Mary Regier (Postdoc) is currently a senior fellow in the Departments of Bioengineering at the University of Washington. Mary received her B.S. and M.S. in Biological Systems Engineering from the University of Nebraska Lincoln and her Ph.D. in Biomedical Engineering at the University of Wisconsin-Madison. Mary has created structured in vitro culture models using native tissue-inspired principles and microfluidics, and has also developed methods for delivering patterned soluble signals to cell populations in culture. She is interested in utilizing pluripotent stem cells and morphogenic factor patterning to recreate and influence developmental and regenerative processes in vitro, and is interested in investigating methods for augmenting tissue regeneration in in vivo.

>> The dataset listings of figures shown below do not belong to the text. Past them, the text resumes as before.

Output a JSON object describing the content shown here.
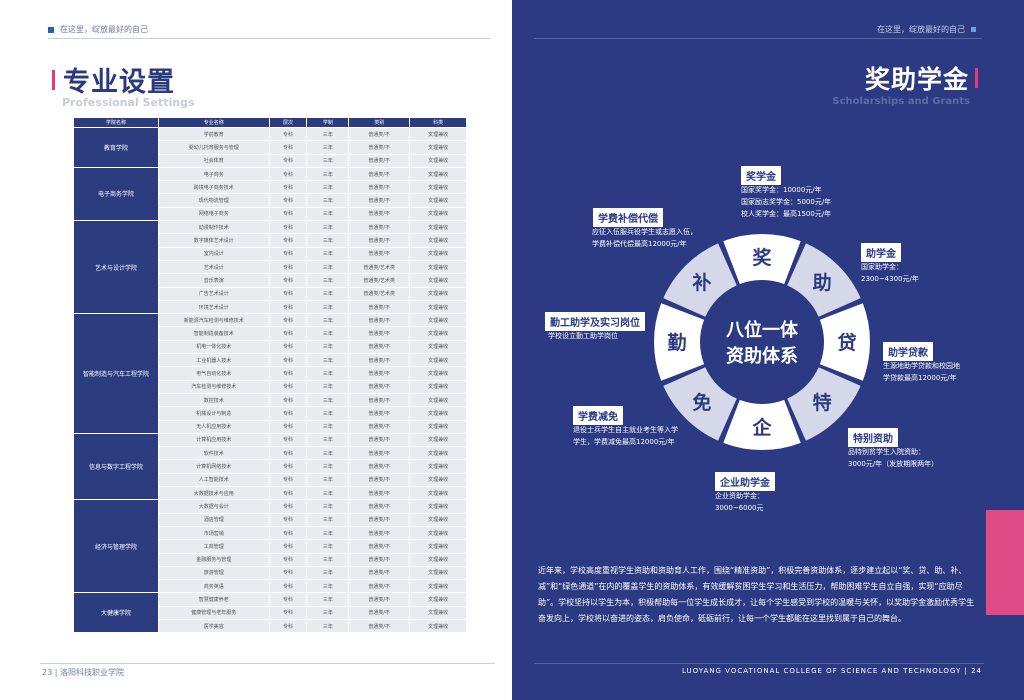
{
  "left_page": {
    "header": "在这里，绽放最好的自己",
    "title": "专业设置",
    "subtitle": "Professional Settings",
    "table": {
      "headers": [
        "学院名称",
        "专业名称",
        "层次",
        "学制",
        "类别",
        "科类"
      ],
      "groups": [
        {
          "college": "教育学院",
          "rows": [
            [
              "学前教育",
              "专科",
              "三年",
              "普通类/不",
              "文理兼收"
            ],
            [
              "婴幼儿托育服务与管理",
              "专科",
              "三年",
              "普通类/不",
              "文理兼收"
            ],
            [
              "社会体育",
              "专科",
              "三年",
              "普通类/不",
              "文理兼收"
            ]
          ]
        },
        {
          "college": "电子商务学院",
          "rows": [
            [
              "电子商务",
              "专科",
              "三年",
              "普通类/不",
              "文理兼收"
            ],
            [
              "跨境电子商务技术",
              "专科",
              "三年",
              "普通类/不",
              "文理兼收"
            ],
            [
              "现代物流管理",
              "专科",
              "三年",
              "普通类/不",
              "文理兼收"
            ],
            [
              "网络电子商务",
              "专科",
              "三年",
              "普通类/不",
              "文理兼收"
            ]
          ]
        },
        {
          "college": "艺术与设计学院",
          "rows": [
            [
              "动漫制作技术",
              "专科",
              "三年",
              "普通类/不",
              "文理兼收"
            ],
            [
              "数字媒体艺术设计",
              "专科",
              "三年",
              "普通类/不",
              "文理兼收"
            ],
            [
              "室内设计",
              "专科",
              "三年",
              "普通类/不",
              "文理兼收"
            ],
            [
              "艺术设计",
              "专科",
              "三年",
              "普通类/艺术类",
              "文理兼收"
            ],
            [
              "音乐表演",
              "专科",
              "三年",
              "普通类/艺术类",
              "文理兼收"
            ],
            [
              "广告艺术设计",
              "专科",
              "三年",
              "普通类/艺术类",
              "文理兼收"
            ],
            [
              "环境艺术设计",
              "专科",
              "三年",
              "普通类/不",
              "文理兼收"
            ]
          ]
        },
        {
          "college": "智能制造与汽车工程学院",
          "rows": [
            [
              "新能源汽车检测与维修技术",
              "专科",
              "三年",
              "普通类/不",
              "文理兼收"
            ],
            [
              "智能制造装备技术",
              "专科",
              "三年",
              "普通类/不",
              "文理兼收"
            ],
            [
              "机电一体化技术",
              "专科",
              "三年",
              "普通类/不",
              "文理兼收"
            ],
            [
              "工业机器人技术",
              "专科",
              "三年",
              "普通类/不",
              "文理兼收"
            ],
            [
              "电气自动化技术",
              "专科",
              "三年",
              "普通类/不",
              "文理兼收"
            ],
            [
              "汽车检测与维修技术",
              "专科",
              "三年",
              "普通类/不",
              "文理兼收"
            ],
            [
              "数控技术",
              "专科",
              "三年",
              "普通类/不",
              "文理兼收"
            ],
            [
              "机械设计与制造",
              "专科",
              "三年",
              "普通类/不",
              "文理兼收"
            ],
            [
              "无人机应用技术",
              "专科",
              "三年",
              "普通类/不",
              "文理兼收"
            ]
          ]
        },
        {
          "college": "信息与数字工程学院",
          "rows": [
            [
              "计算机应用技术",
              "专科",
              "三年",
              "普通类/不",
              "文理兼收"
            ],
            [
              "软件技术",
              "专科",
              "三年",
              "普通类/不",
              "文理兼收"
            ],
            [
              "计算机网络技术",
              "专科",
              "三年",
              "普通类/不",
              "文理兼收"
            ],
            [
              "人工智能技术",
              "专科",
              "三年",
              "普通类/不",
              "文理兼收"
            ],
            [
              "大数据技术与应用",
              "专科",
              "三年",
              "普通类/不",
              "文理兼收"
            ]
          ]
        },
        {
          "college": "经济与管理学院",
          "rows": [
            [
              "大数据与会计",
              "专科",
              "三年",
              "普通类/不",
              "文理兼收"
            ],
            [
              "酒店管理",
              "专科",
              "三年",
              "普通类/不",
              "文理兼收"
            ],
            [
              "市场营销",
              "专科",
              "三年",
              "普通类/不",
              "文理兼收"
            ],
            [
              "工商管理",
              "专科",
              "三年",
              "普通类/不",
              "文理兼收"
            ],
            [
              "金融服务与管理",
              "专科",
              "三年",
              "普通类/不",
              "文理兼收"
            ],
            [
              "旅游管理",
              "专科",
              "三年",
              "普通类/不",
              "文理兼收"
            ],
            [
              "商务英语",
              "专科",
              "三年",
              "普通类/不",
              "文理兼收"
            ]
          ]
        },
        {
          "college": "大健康学院",
          "rows": [
            [
              "智慧健康养老",
              "专科",
              "三年",
              "普通类/不",
              "文理兼收"
            ],
            [
              "健康管理与老年服务",
              "专科",
              "三年",
              "普通类/不",
              "文理兼收"
            ],
            [
              "医学美容",
              "专科",
              "三年",
              "普通类/不",
              "文理兼收"
            ]
          ]
        }
      ]
    },
    "footer": "23 | 洛阳科技职业学院"
  },
  "right_page": {
    "header": "在这里，绽放最好的自己",
    "title": "奖助学金",
    "subtitle": "Scholarships and Grants",
    "center_line1": "八位一体",
    "center_line2": "资助体系",
    "ring_chars": [
      "奖",
      "助",
      "贷",
      "特",
      "企",
      "免",
      "勤",
      "补"
    ],
    "items": [
      {
        "label": "奖学金",
        "desc": [
          "国家奖学金：10000元/年",
          "国家励志奖学金：5000元/年",
          "校人奖学金：最高1500元/年"
        ]
      },
      {
        "label": "助学金",
        "desc": [
          "国家助学金：",
          "2300~4300元/年"
        ]
      },
      {
        "label": "助学贷款",
        "desc": [
          "生源地助学贷款和校园地",
          "学贷款最高12000元/年"
        ]
      },
      {
        "label": "特别资助",
        "desc": [
          "品特别贫学生入院资助：",
          "3000元/年（发放期限两年）"
        ]
      },
      {
        "label": "企业助学金",
        "desc": [
          "企业资助学金：",
          "3000~6000元"
        ]
      },
      {
        "label": "学费减免",
        "desc": [
          "退役士兵学生自主就业考生等入学",
          "学生，学费减免最高12000元/年"
        ]
      },
      {
        "label": "勤工助学及实习岗位",
        "desc": [
          "学校设立勤工助学岗位"
        ]
      },
      {
        "label": "学费补偿代偿",
        "desc": [
          "应征入伍服兵役学生或志愿入伍，",
          "学费补偿代偿最高12000元/年"
        ]
      }
    ],
    "paragraph": "近年来，学校高度重视学生资助和资助育人工作，围绕“精准资助”，积极完善资助体系，逐步建立起以“奖、贷、助、补、减”和“绿色通道”在内的覆盖学生的资助体系，有效缓解贫困学生学习和生活压力，帮助困难学生自立自强，实现“应助尽助”。学校坚持以学生为本，积极帮助每一位学生成长成才，让每个学生感受到学校的温暖与关怀，以奖助学金激励优秀学生奋发向上，学校将以奋进的姿态，肩负使命，砥砺前行，让每一个学生都能在这里找到属于自己的舞台。",
    "footer": "LUOYANG VOCATIONAL COLLEGE OF SCIENCE AND TECHNOLOGY | 24"
  },
  "colors": {
    "navy": "#2b3a82",
    "pink": "#e04b86",
    "ring_light": "#d4d8e8"
  }
}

Chelsea Fortin (Graduate student) grew up in Rumford, ME and received her Bachelor's degree in biology with a specialization in cell biology, molecular biology, and genetics from Boston University in 2014. After graduation, she focused on building and characterising expandable, engineered satellite livers for use in regenerative medicine under the guidance of Kelly Stevens and Sangeeta Bhatia. She is currently a PhD student in UW's Molecular Medicine and Mechanisms of Disease program and is interested in using biochemistry and bioengineering tools to study liver regeneration and disease.
Jonathan Mene (Undergraduate student) is currently an undergraduate student in the Department of Bioengineering at the University of Washington. Jonathan is working to develop new methods for building artificial engineered tissues. Recently Jonathan has become part of UW's GenOM Project and is involved with ASUW. Outside of class, Jonathan enjoys playing piano and running.